AMIS REUNIS, LOGE DES
The Lodge of United Friends, founded at Paris in 1771, was distinguished for the talents of many of its members, among whom was Savalette de Langes, and played for many years an important part in the affairs of French Masonry. In its bosom was originated, in 1775, the Rite of Philalethes. In 1784 it convoked the first Congress of Paris, which was held in 1785, for the laudable purpose of endeavoring to disentangle Freemasonry from the almost inextricable confusion into which it had fallen by the invention of so many rites and new degrees. The Lodge was in possession of a valuable library for the use of its members, and had an excellent cabinet of the physical and natural sciences. Upon the death of Savalette, who was the soul of the Lodge, it fell into decay, and its books, manuscripts, and cabinet were scattered, according to Clavel's Histoire Pittoresque de la Franc-Maçonnerie (page 171).
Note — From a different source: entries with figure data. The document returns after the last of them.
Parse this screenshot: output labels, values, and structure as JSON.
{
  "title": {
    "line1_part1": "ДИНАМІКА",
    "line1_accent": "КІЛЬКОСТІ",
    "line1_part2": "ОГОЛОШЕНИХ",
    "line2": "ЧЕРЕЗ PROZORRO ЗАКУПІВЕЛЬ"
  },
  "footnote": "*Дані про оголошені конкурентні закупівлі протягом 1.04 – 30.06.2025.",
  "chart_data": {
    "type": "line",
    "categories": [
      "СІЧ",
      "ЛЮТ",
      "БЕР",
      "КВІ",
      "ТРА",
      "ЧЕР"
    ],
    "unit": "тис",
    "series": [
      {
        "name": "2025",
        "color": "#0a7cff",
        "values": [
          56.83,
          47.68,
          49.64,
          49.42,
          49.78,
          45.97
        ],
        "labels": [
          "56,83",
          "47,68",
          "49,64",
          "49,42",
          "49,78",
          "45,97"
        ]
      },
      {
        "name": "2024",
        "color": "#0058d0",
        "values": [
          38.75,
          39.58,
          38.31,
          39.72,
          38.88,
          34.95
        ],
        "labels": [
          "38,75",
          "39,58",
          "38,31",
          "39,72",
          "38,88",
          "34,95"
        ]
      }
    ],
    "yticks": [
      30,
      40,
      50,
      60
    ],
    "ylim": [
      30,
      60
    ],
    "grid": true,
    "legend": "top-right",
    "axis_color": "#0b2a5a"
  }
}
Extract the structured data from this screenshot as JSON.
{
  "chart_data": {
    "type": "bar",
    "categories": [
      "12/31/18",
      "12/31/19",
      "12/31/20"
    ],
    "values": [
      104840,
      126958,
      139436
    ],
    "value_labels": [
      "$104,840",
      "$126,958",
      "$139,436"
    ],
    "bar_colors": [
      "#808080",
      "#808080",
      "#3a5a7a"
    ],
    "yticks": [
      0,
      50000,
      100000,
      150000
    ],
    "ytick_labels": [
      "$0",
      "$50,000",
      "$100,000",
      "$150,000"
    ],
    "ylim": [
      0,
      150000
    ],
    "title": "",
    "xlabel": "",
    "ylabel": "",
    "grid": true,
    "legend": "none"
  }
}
All of its library that was valuable was transferred to the archives of the Mother Ledge of the Philosophic Scottish Rite. Barruel gives a brilliant picture of the concerts, balls, and suppers given by this Lodge in its halcyon days, to which “les Crésus de la Maçonnerie,” meaning the wealthy ones of Freemasonry (Crésus being the name of the proverbially rich king of Lydia), congregated, while a few superior members were engaged, as he says, in hatching political and revolutionary schemes, but really in plans for the elevation of Freemasonry as a philosophic institution (see Barruel, Mémoires pour servir à l'Histoire du Jacobinisme iv, 343).